Liquidity remains thin, but it is increasing fast, especially as managers gradually see value in acting as market makers for their own ecosystems.

Singapore’s opportunity

Singapore combines a sophisticated, yield-oriented investor base with a regulatory framework that is pragmatic and innovation-friendly. Public markets are relatively small and have not performed well in the past decade – despite considerable government effort to prop them up – while investors have long been open to alternative assets, from Reits to private equity feeders and structured products.

In addition, fintech platforms – among others, Alta Exchange and ADDX – have been attempting to use technology to standardise documentation, streamline due-diligence processes, and match buyers and sellers more efficiently in order to create functioning secondaries.

They are building the rails for secondary trading in private-market assets, from fractionalised private equity funds to tokenised real estate – though private credit remains a laggard for now.

While these platforms are still encountering stumbling blocks, especially when it comes to cross-border regulations, the direction is clear: private-market transactions are likely to become standardised, digitised and far more accessible.

In this setting, private credit in Singapore is likely to continue to grow as long as yields remain compelling and banks remain cautious lenders. The government has already recognised the importance of non-bank financing for small and medium-sized enterprises (SMEs) by creating its own private credit fund.

As more origination flows into the ecosystem, and as more funds launch to serve both institutional and wealth investors, an additional liquidity layer becomes unavoidable.

A robust secondary market also benefits the broader economy. By making private-credit products more accessible and more flexible, it deepens the pool of capital available to SMEs, which are often underserved by banks and are the backbone of the Singaporean economy.

From an investor perspective, it allows accredited allocators to participate in economic growth through instruments that offer potentially attractive risk-adjusted returns.

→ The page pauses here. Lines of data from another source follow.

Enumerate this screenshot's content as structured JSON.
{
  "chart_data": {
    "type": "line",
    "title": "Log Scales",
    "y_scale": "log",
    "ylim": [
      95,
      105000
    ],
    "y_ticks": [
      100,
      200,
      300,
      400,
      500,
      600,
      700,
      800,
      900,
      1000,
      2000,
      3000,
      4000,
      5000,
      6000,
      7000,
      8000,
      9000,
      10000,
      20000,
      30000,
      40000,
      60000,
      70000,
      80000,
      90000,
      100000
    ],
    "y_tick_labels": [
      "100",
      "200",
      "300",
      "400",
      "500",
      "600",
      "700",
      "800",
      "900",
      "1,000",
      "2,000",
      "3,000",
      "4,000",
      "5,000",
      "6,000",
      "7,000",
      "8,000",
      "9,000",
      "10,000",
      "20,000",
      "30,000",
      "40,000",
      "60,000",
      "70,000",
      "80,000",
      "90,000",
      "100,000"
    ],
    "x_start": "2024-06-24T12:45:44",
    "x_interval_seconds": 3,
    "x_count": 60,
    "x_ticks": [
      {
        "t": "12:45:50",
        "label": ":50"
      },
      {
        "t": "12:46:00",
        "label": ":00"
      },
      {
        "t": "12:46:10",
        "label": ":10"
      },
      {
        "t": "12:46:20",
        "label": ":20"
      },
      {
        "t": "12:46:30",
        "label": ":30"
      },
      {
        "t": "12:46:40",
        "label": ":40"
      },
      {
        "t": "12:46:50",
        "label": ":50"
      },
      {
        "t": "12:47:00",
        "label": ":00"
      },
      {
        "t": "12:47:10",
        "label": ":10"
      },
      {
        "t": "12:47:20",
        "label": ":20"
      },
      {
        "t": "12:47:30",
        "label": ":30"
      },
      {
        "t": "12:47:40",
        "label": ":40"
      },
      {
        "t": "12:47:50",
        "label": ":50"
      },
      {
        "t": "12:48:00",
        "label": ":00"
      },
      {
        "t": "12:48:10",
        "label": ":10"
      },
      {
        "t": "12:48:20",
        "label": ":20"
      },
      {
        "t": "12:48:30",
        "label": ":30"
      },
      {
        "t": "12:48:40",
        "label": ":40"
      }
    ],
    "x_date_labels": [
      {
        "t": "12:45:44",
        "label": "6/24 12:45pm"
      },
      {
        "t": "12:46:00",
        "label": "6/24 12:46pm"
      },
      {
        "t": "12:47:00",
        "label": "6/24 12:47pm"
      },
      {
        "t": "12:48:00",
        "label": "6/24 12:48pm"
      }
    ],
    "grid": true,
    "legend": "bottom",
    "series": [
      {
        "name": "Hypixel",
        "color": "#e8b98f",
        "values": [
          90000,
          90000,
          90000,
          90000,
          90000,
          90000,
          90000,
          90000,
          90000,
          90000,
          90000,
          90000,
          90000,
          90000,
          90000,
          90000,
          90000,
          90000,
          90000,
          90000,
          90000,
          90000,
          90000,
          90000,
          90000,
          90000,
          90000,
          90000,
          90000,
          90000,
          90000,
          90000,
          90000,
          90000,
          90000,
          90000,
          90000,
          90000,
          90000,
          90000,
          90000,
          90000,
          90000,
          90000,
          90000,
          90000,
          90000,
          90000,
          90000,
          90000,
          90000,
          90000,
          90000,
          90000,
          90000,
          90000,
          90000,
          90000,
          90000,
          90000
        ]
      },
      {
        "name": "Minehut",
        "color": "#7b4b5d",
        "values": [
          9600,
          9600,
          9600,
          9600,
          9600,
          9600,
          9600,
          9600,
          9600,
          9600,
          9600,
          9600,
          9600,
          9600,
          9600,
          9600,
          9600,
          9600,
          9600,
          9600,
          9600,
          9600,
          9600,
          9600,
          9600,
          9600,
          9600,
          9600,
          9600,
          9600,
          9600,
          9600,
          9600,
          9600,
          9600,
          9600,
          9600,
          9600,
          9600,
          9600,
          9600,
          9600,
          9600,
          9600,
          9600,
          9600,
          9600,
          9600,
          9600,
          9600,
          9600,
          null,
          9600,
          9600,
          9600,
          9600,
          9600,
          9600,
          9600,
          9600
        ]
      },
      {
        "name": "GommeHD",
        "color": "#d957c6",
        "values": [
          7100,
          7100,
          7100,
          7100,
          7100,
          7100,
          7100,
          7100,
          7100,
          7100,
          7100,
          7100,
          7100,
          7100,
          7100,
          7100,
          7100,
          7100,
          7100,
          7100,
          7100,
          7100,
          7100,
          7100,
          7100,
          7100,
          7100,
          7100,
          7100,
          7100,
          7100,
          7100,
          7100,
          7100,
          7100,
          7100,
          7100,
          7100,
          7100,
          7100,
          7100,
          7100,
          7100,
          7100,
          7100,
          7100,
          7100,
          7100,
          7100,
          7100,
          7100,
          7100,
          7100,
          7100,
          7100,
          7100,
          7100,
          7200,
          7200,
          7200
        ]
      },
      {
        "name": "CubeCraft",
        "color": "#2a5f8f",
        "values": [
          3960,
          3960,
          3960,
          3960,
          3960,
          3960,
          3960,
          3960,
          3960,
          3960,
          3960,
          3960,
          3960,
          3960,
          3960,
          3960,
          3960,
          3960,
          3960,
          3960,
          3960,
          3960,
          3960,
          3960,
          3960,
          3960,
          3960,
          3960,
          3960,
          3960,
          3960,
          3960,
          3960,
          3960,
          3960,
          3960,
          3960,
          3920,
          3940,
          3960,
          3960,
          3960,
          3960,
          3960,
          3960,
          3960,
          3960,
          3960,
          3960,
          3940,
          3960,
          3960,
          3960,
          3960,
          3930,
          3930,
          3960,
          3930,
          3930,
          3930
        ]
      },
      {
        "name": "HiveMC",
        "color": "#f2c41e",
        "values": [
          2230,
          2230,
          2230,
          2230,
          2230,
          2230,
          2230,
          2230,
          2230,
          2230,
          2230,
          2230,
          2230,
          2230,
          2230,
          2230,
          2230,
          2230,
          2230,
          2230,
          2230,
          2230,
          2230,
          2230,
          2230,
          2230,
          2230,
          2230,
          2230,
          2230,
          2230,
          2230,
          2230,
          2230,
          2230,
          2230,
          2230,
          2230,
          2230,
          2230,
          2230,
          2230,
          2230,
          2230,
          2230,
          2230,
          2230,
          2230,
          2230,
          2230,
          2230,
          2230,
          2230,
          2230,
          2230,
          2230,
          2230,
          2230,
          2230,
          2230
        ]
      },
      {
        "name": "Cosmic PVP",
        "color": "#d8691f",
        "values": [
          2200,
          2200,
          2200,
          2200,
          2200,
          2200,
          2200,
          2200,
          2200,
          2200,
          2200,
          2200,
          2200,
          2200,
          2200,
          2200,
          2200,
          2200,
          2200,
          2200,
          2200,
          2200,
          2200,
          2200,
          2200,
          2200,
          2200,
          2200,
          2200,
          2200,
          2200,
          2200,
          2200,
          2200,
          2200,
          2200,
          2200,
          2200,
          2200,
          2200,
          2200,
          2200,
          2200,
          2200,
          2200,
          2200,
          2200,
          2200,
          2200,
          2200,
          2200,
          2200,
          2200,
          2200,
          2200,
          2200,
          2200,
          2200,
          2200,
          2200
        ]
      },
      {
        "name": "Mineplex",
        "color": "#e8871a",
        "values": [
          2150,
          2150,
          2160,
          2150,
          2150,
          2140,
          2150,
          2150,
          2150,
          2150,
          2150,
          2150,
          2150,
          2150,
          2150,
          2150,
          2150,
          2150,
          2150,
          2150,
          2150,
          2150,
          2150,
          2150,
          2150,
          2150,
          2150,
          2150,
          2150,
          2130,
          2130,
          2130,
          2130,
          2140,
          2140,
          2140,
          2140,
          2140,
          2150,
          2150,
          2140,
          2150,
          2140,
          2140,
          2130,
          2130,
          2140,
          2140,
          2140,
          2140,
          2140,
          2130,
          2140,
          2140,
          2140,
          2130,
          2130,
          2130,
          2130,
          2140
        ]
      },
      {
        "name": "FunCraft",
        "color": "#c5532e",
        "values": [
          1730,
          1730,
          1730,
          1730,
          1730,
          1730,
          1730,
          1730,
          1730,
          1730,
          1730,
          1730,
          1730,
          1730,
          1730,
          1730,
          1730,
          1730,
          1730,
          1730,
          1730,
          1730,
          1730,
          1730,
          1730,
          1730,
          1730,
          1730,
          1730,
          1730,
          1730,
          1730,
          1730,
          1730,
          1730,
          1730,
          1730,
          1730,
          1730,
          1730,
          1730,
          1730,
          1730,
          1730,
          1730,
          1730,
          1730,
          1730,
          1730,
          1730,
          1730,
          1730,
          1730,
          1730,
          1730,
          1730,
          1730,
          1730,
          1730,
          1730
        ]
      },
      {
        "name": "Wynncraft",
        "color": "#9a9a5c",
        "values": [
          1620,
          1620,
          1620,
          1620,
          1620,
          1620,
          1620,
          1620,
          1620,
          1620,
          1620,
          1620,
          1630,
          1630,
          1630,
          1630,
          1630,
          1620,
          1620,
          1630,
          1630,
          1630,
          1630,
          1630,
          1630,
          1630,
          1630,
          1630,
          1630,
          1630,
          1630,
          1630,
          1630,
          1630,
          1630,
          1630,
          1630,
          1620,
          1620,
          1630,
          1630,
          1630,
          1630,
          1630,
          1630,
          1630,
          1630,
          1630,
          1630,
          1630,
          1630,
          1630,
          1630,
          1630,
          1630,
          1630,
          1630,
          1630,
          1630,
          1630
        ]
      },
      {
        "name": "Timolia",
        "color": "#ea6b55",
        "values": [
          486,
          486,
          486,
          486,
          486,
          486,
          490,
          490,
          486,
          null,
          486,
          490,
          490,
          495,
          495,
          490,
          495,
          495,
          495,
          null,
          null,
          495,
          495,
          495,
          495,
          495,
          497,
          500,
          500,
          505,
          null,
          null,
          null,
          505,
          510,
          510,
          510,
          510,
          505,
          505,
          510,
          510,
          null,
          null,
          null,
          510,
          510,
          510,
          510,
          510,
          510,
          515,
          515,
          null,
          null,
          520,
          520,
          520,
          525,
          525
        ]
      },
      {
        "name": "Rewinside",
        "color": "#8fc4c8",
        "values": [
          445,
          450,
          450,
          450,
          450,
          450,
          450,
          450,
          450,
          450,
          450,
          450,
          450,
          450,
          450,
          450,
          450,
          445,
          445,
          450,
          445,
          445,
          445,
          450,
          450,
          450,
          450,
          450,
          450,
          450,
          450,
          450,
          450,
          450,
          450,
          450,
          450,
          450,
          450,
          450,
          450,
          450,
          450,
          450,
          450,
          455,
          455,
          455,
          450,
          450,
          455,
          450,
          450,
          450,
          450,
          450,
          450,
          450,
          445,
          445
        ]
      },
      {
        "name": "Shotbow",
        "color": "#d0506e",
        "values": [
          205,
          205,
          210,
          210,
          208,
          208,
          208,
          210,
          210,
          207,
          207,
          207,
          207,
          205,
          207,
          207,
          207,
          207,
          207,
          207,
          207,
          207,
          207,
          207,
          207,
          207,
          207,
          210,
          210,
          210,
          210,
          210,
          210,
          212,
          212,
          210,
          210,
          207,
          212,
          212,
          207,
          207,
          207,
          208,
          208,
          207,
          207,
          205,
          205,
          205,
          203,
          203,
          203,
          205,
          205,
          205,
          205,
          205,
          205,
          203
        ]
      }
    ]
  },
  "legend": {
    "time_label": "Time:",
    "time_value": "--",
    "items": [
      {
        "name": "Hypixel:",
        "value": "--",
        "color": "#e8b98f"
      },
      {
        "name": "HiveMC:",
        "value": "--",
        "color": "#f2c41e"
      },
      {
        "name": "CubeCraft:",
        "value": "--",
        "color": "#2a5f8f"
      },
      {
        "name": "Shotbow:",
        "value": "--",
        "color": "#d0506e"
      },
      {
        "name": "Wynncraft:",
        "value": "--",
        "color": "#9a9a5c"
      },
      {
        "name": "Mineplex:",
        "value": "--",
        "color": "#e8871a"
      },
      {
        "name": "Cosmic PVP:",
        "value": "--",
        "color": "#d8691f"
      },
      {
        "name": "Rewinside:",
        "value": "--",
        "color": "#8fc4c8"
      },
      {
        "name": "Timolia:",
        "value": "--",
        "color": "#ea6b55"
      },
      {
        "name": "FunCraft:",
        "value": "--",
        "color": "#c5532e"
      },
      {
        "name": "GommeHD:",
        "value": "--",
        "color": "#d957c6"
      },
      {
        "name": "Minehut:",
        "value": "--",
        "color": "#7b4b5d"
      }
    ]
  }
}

And it supports Singapore’s broader ambition of becoming a leading hub for private credit in Asia, complementing its already strong positions in wealth management, private equity and venture capital.

Ultimately, private credit will likely keep growing, as long as yields stay compelling and banks remain cautious lenders – and so will secondary markets in the US and, in time, Europe.

But it is in Apac – where risk-aversion is higher – that robust secondaries are even more essential for private credit to reach true “mainstream” adoption among affluent investors.

The writer, a CFA and CAIA Charterholder, holds a CFA Certificate in ESG Investing. He is now enrolled in an Executive Master of Business Administration programme at the National University of Singapore.